After we had been in the new house for about a week and Blue was in time-out for the third time for going outside without me, he and I had a come to Jesus. Through genuine tears of sadness and confusion, he asked why he couldn't go outside to play with his friends. Because there is no one out there. Where is everyone? I don't know. When will they come out to play? I don't know. I want to go back to Kansas. So do I, buddy. We had this conversation 4 more times over the next month. I got frustrated and then I was simply heartbroken...for myself and for Blue and even for Neal. We missed our tribe. But we were also having a helluva time establishing a new one. It was like trying to put on a pair of jeans in January that fit like a glove last June. But 6 months and a couple hundred cocktails and platters of BBQ later, you're just busting out and uncomfortable. Nothing was fitting. Nothing was easy. No one showed up and said, "We're going to the park. Want to come with?" Blue was confused and I was lonely. And Neal, being a guy who can have friends or not, he's still the same person, went to work.
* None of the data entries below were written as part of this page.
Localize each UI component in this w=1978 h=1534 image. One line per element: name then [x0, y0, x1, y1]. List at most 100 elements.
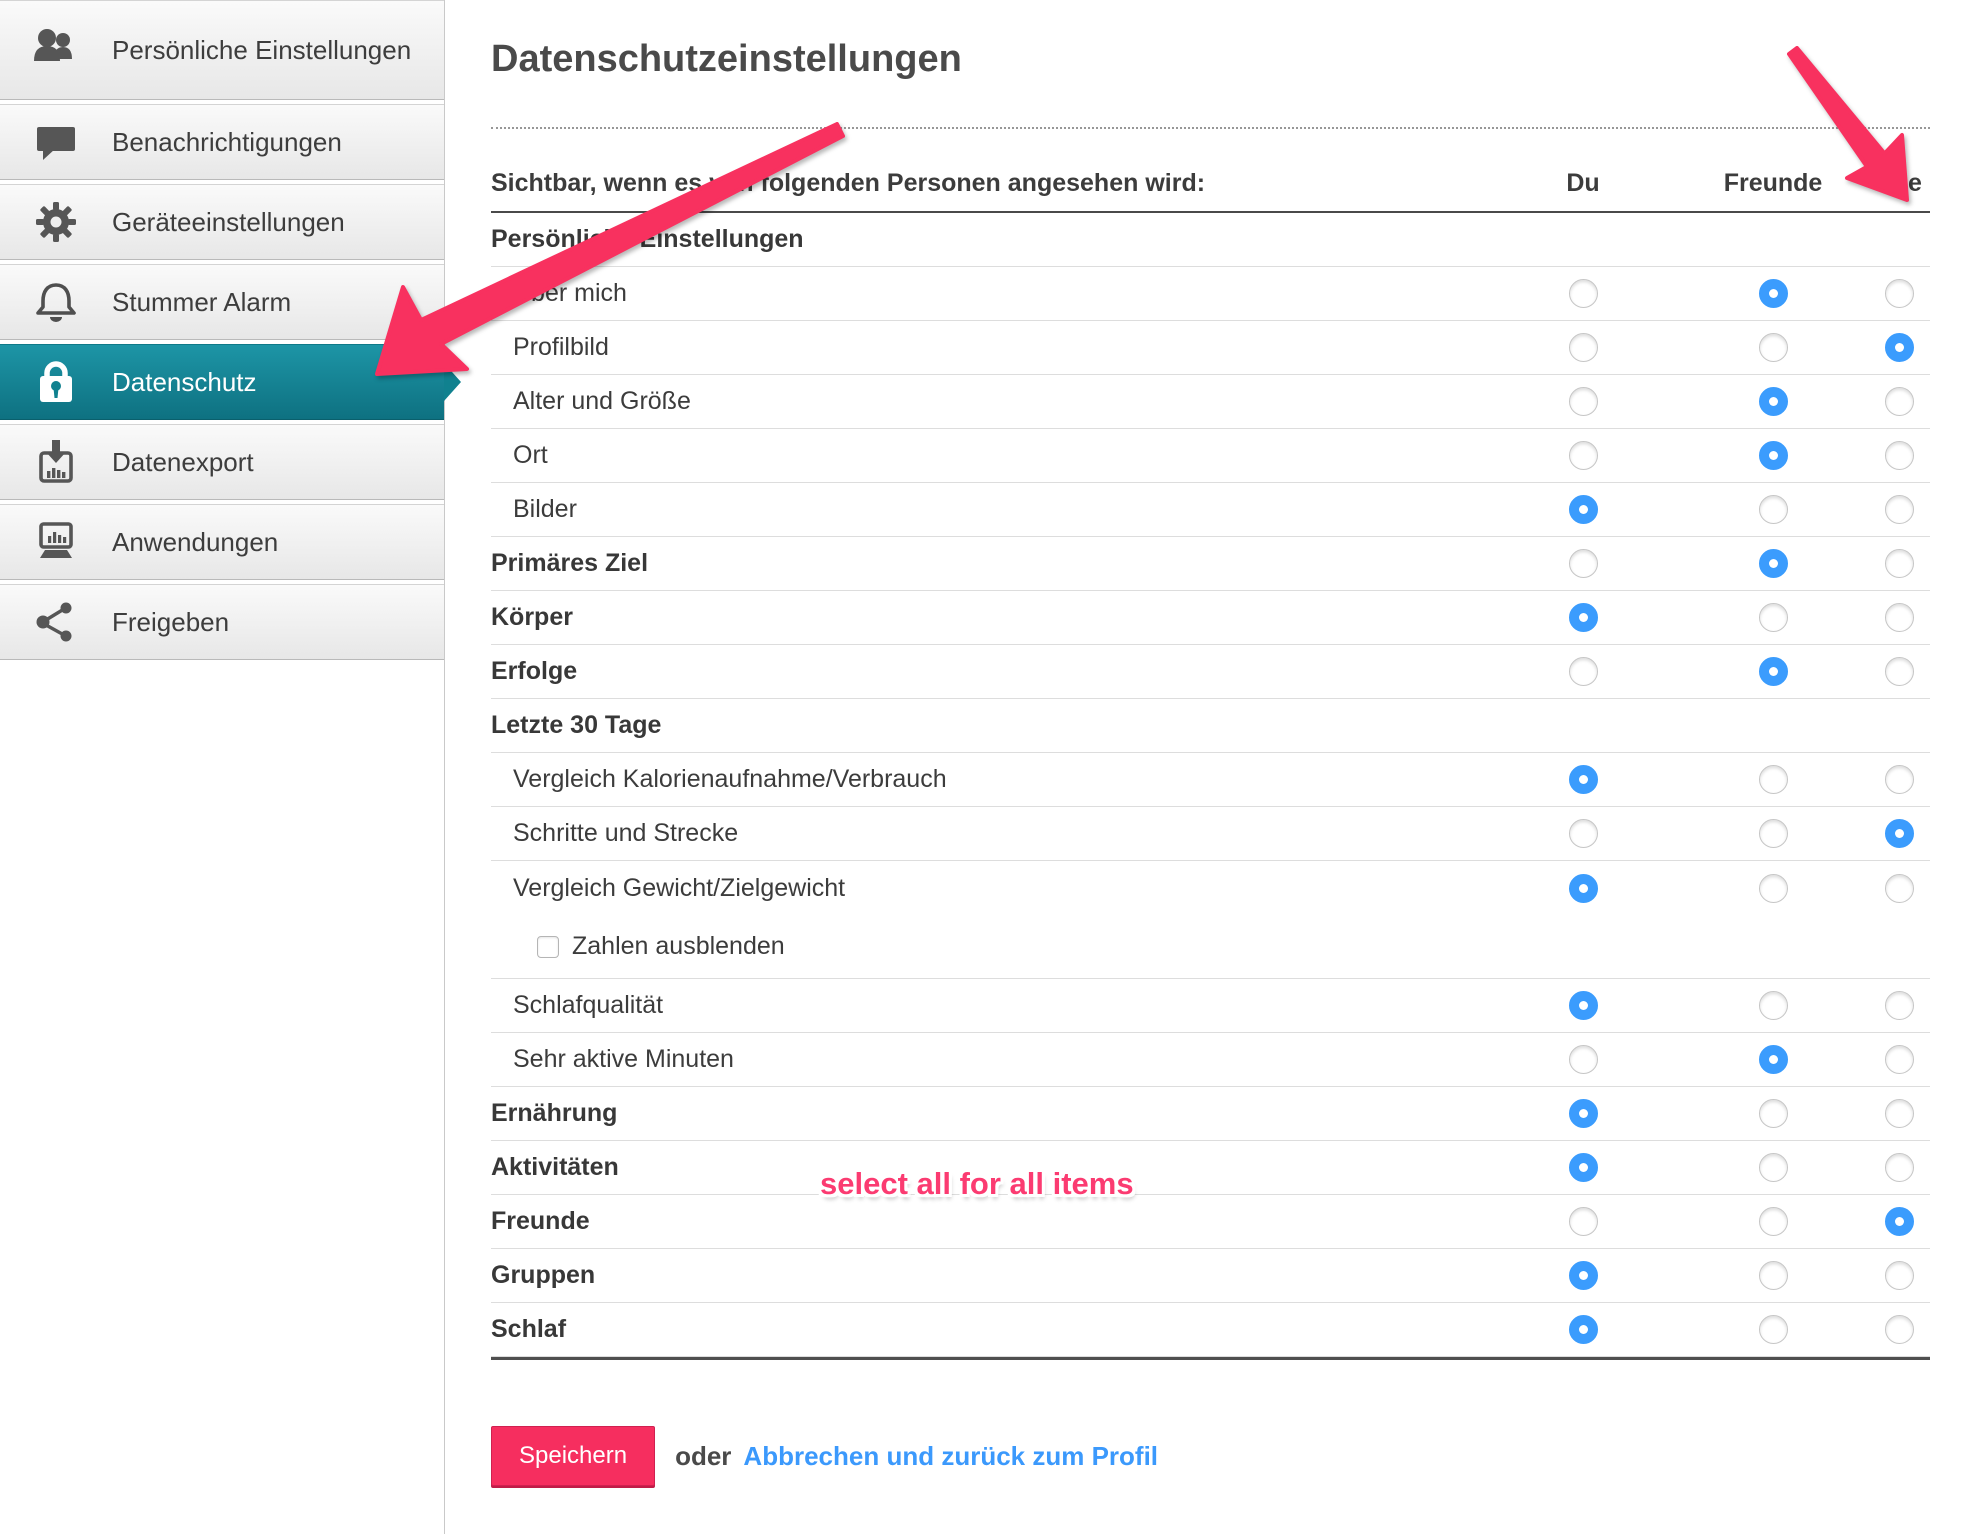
- radio-du[interactable]: [1568, 1153, 1598, 1182]
- radio-alle[interactable]: [1884, 819, 1914, 848]
- radio-cell: [1678, 603, 1868, 632]
- radio-cell: [1678, 1315, 1868, 1344]
- sidebar-item-anwendungen[interactable]: Anwendungen: [0, 504, 444, 580]
- table-row: Schlaf: [491, 1303, 1930, 1357]
- radio-cell: [1868, 333, 1930, 362]
- radio-freunde[interactable]: [1758, 1315, 1788, 1344]
- radio-cell: [1678, 819, 1868, 848]
- radio-alle[interactable]: [1884, 765, 1914, 794]
- settings-sidebar: Persönliche Einstellungen Benachrichtigu…: [0, 0, 461, 1534]
- radio-freunde[interactable]: [1758, 873, 1788, 903]
- radio-freunde[interactable]: [1758, 495, 1788, 524]
- cancel-and-back-to-profile-link[interactable]: Abbrechen und zurück zum Profil: [743, 1440, 1159, 1471]
- table-row: Schritte und Strecke: [491, 807, 1930, 861]
- sidebar-item-freigeben[interactable]: Freigeben: [0, 584, 444, 660]
- radio-du[interactable]: [1568, 441, 1598, 470]
- row-label: Erfolge: [491, 657, 578, 685]
- hide-numbers-checkbox[interactable]: [537, 935, 559, 958]
- radio-alle[interactable]: [1884, 495, 1914, 524]
- gear-icon: [0, 200, 112, 244]
- radio-du[interactable]: [1568, 603, 1598, 632]
- radio-cell: [1488, 1099, 1678, 1128]
- radio-cell: [1868, 873, 1930, 903]
- radio-cell: [1488, 603, 1678, 632]
- radio-freunde[interactable]: [1758, 1207, 1788, 1236]
- radio-du[interactable]: [1568, 333, 1598, 362]
- radio-alle[interactable]: [1884, 549, 1914, 578]
- radio-freunde[interactable]: [1758, 819, 1788, 848]
- table-row: Primäres Ziel: [491, 537, 1930, 591]
- radio-freunde[interactable]: [1758, 549, 1788, 578]
- save-button[interactable]: Speichern: [491, 1426, 656, 1486]
- sidebar-item-stummer-alarm[interactable]: Stummer Alarm: [0, 264, 444, 340]
- radio-alle[interactable]: [1884, 657, 1914, 686]
- radio-du[interactable]: [1568, 495, 1598, 524]
- row-label: Vergleich Gewicht/Zielgewicht: [513, 873, 846, 902]
- radio-freunde[interactable]: [1758, 1045, 1788, 1074]
- row-label: Schlafqualität: [513, 991, 664, 1019]
- radio-du[interactable]: [1568, 1315, 1598, 1344]
- radio-alle[interactable]: [1884, 1153, 1914, 1182]
- radio-alle[interactable]: [1884, 387, 1914, 416]
- table-row: Zahlen ausblenden: [491, 915, 1930, 979]
- radio-alle[interactable]: [1884, 1045, 1914, 1074]
- radio-du[interactable]: [1568, 1261, 1598, 1290]
- sidebar-item-label: Benachrichtigungen: [112, 126, 342, 157]
- radio-cell: [1488, 1261, 1678, 1290]
- radio-cell: [1868, 1315, 1930, 1344]
- radio-cell: [1678, 1207, 1868, 1236]
- table-row: Bilder: [491, 483, 1930, 537]
- radio-alle[interactable]: [1884, 279, 1914, 308]
- radio-du[interactable]: [1568, 1207, 1598, 1236]
- radio-freunde[interactable]: [1758, 1099, 1788, 1128]
- radio-du[interactable]: [1568, 279, 1598, 308]
- table-row: Profilbild: [491, 321, 1930, 375]
- radio-du[interactable]: [1568, 765, 1598, 794]
- radio-freunde[interactable]: [1758, 657, 1788, 686]
- sidebar-item-benachrichtigungen[interactable]: Benachrichtigungen: [0, 104, 444, 180]
- radio-freunde[interactable]: [1758, 1261, 1788, 1290]
- radio-du[interactable]: [1568, 657, 1598, 686]
- radio-cell: [1488, 1153, 1678, 1182]
- radio-cell: [1488, 873, 1678, 903]
- page-title: Datenschutzeinstellungen: [491, 38, 962, 80]
- radio-du[interactable]: [1568, 819, 1598, 848]
- radio-du[interactable]: [1568, 1045, 1598, 1074]
- radio-du[interactable]: [1568, 991, 1598, 1020]
- radio-freunde[interactable]: [1758, 603, 1788, 632]
- privacy-table-body: Persönliche Einstellungen Über mich Profil…: [491, 213, 1930, 1357]
- radio-freunde[interactable]: [1758, 279, 1788, 308]
- radio-freunde[interactable]: [1758, 387, 1788, 416]
- sidebar-item-label: Datenexport: [112, 446, 254, 477]
- radio-alle[interactable]: [1884, 333, 1914, 362]
- column-header-du: Du: [1566, 169, 1600, 197]
- radio-freunde[interactable]: [1758, 1153, 1788, 1182]
- sidebar-item-datenexport[interactable]: Datenexport: [0, 424, 444, 500]
- radio-cell: [1868, 495, 1930, 524]
- radio-alle[interactable]: [1884, 603, 1914, 632]
- radio-alle[interactable]: [1884, 1261, 1914, 1290]
- radio-alle[interactable]: [1884, 1099, 1914, 1128]
- sidebar-item-geraeteeinstellungen[interactable]: Geräteeinstellungen: [0, 184, 444, 260]
- row-label: Schritte und Strecke: [513, 819, 739, 847]
- radio-du[interactable]: [1568, 873, 1598, 903]
- column-header-alle: Alle: [1876, 169, 1922, 197]
- radio-cell: [1488, 333, 1678, 362]
- radio-alle[interactable]: [1884, 1315, 1914, 1344]
- sidebar-item-datenschutz[interactable]: Datenschutz: [0, 344, 461, 420]
- radio-freunde[interactable]: [1758, 991, 1788, 1020]
- radio-freunde[interactable]: [1758, 765, 1788, 794]
- lock-icon: [0, 358, 112, 406]
- radio-cell: [1678, 387, 1868, 416]
- radio-du[interactable]: [1568, 1099, 1598, 1128]
- radio-freunde[interactable]: [1758, 333, 1788, 362]
- radio-du[interactable]: [1568, 549, 1598, 578]
- radio-alle[interactable]: [1884, 441, 1914, 470]
- row-label: Ernährung: [491, 1099, 618, 1127]
- radio-alle[interactable]: [1884, 873, 1914, 903]
- radio-du[interactable]: [1568, 387, 1598, 416]
- sidebar-item-persoenliche-einstellungen[interactable]: Persönliche Einstellungen: [0, 0, 444, 100]
- radio-alle[interactable]: [1884, 991, 1914, 1020]
- radio-alle[interactable]: [1884, 1207, 1914, 1236]
- radio-freunde[interactable]: [1758, 441, 1788, 470]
So, we joined the Y. Then I put Blue in preschool. Then I went back to work. And ever ever so slowly, we've started finding a niche for ourselves in Pennsylvania. It isn't constant companionship like it was in Kansas. The homeschooled kids played until the public school kids got off the bus. The moms supervised and swapped stories from the day until the husbands got home from school The husbands traded gripes and laughs from class until dinner was ready. We did it all again the next day. I miss that battle rhythm. I don't think I'll ever find another one that fits me so well. But life is change and finding a way to ride the storm until the sun comes out again is paramount.
Everyone always tells me that military kids are the most resilient children they have ever known. I'm sure that's true. But that status is hard-earned. They have learned how to say hello quickly, even though there will be a goodbye. They can pack up a bedroom almost as fast as they can unpack it. They find a way to fit in, over and over and over and over. And that's pretty amazing, considering the typical American lives less than 20 miles from mom.
I don't love Pennsylvania, but we are getting along. We are holding each other at arm's length, which I hear is consistent with the culture. We are using the manners our mothers taught us and showing our best selves. We are hoping that we when the time comes, we will miss each other terribly. Time will tell.
I am heartsick for my girls. All of them. My tribe.